Private-land hunters, however, have more freedom to be selective and are more willing to pass up legal bucks that barely meet the minimum requirements as they wait for a mature, heavy-antlered buck. So after 14 years of point restrictions, the MDFWP has scrapped the four-point rule and instead adopted a measurement scale. Now, hunters have to judge either a buck’s antler spread or main beam length. In two management zones, which cover about threequarters of the state, bucks must have at least a 10-inch inside spread or a main beam length of at least 13 inches.

In one zone, which has more fertile soil and a greater potential to produce larger bucks, hunters are restricted to bucks with at least a 12-inch inside spread or a main beam length of at least 15 inches. Dacus says the new rules will protect nearly 100 percent of the state’s yearling bucks and allow mature bucks to breed more does, which is more natural and better for the herd overall.

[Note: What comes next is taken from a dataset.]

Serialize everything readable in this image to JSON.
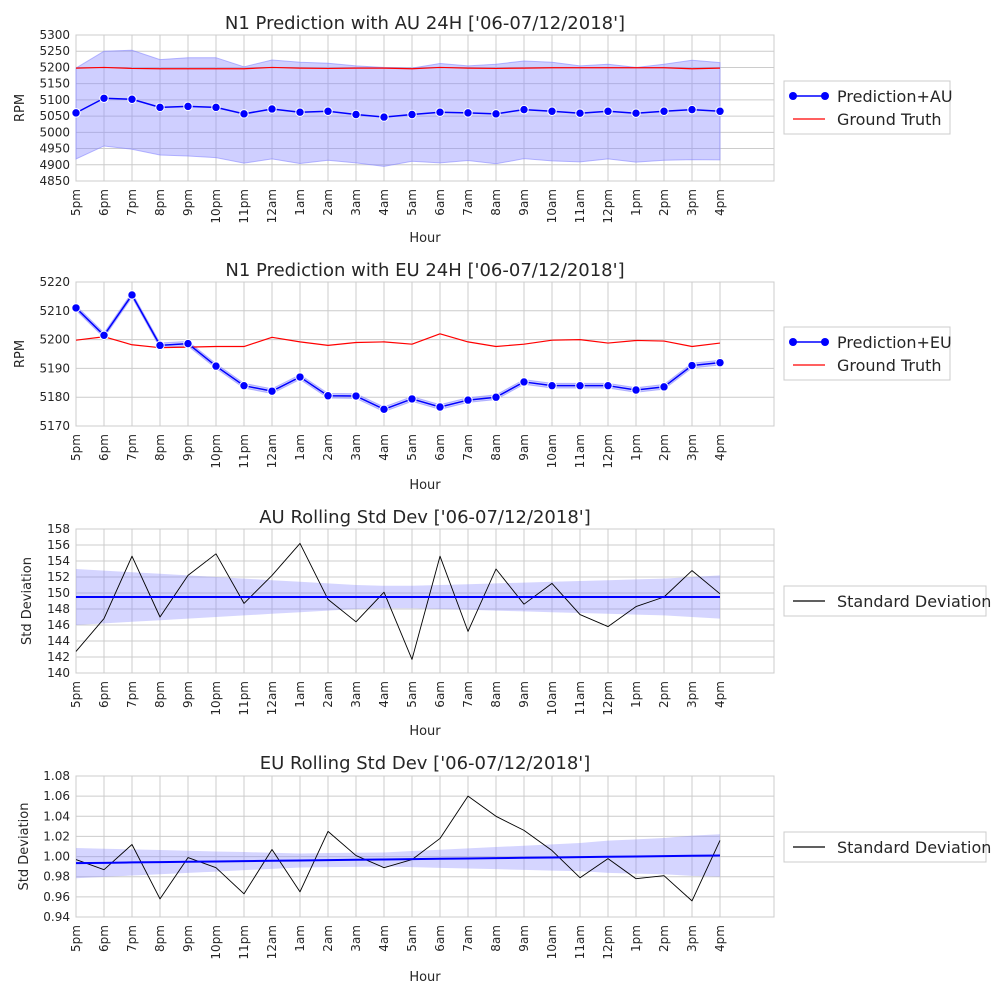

“We were seeing a decrease in antler quality because the poor-quality yearling bucks were doing most of the breeding. By increasing the overall antler quality, we expect to see a long-term increase in antler size as well as a shorter breeding season,” he explains. “When we had the four-point rule in place, the breeding season was lasting as long as 50 days and we saw some fawns born as late as October. That’s not a sign of a healthy deer herd.”

The bottom line is that antler restrictions can work to a degree. Younger bucks are surviving at higher rates, putting more 2-1/2-year-old deer in the woods. But what happens after they reach that age can only be determined by those who make the ultimate decision to shoot or to wait.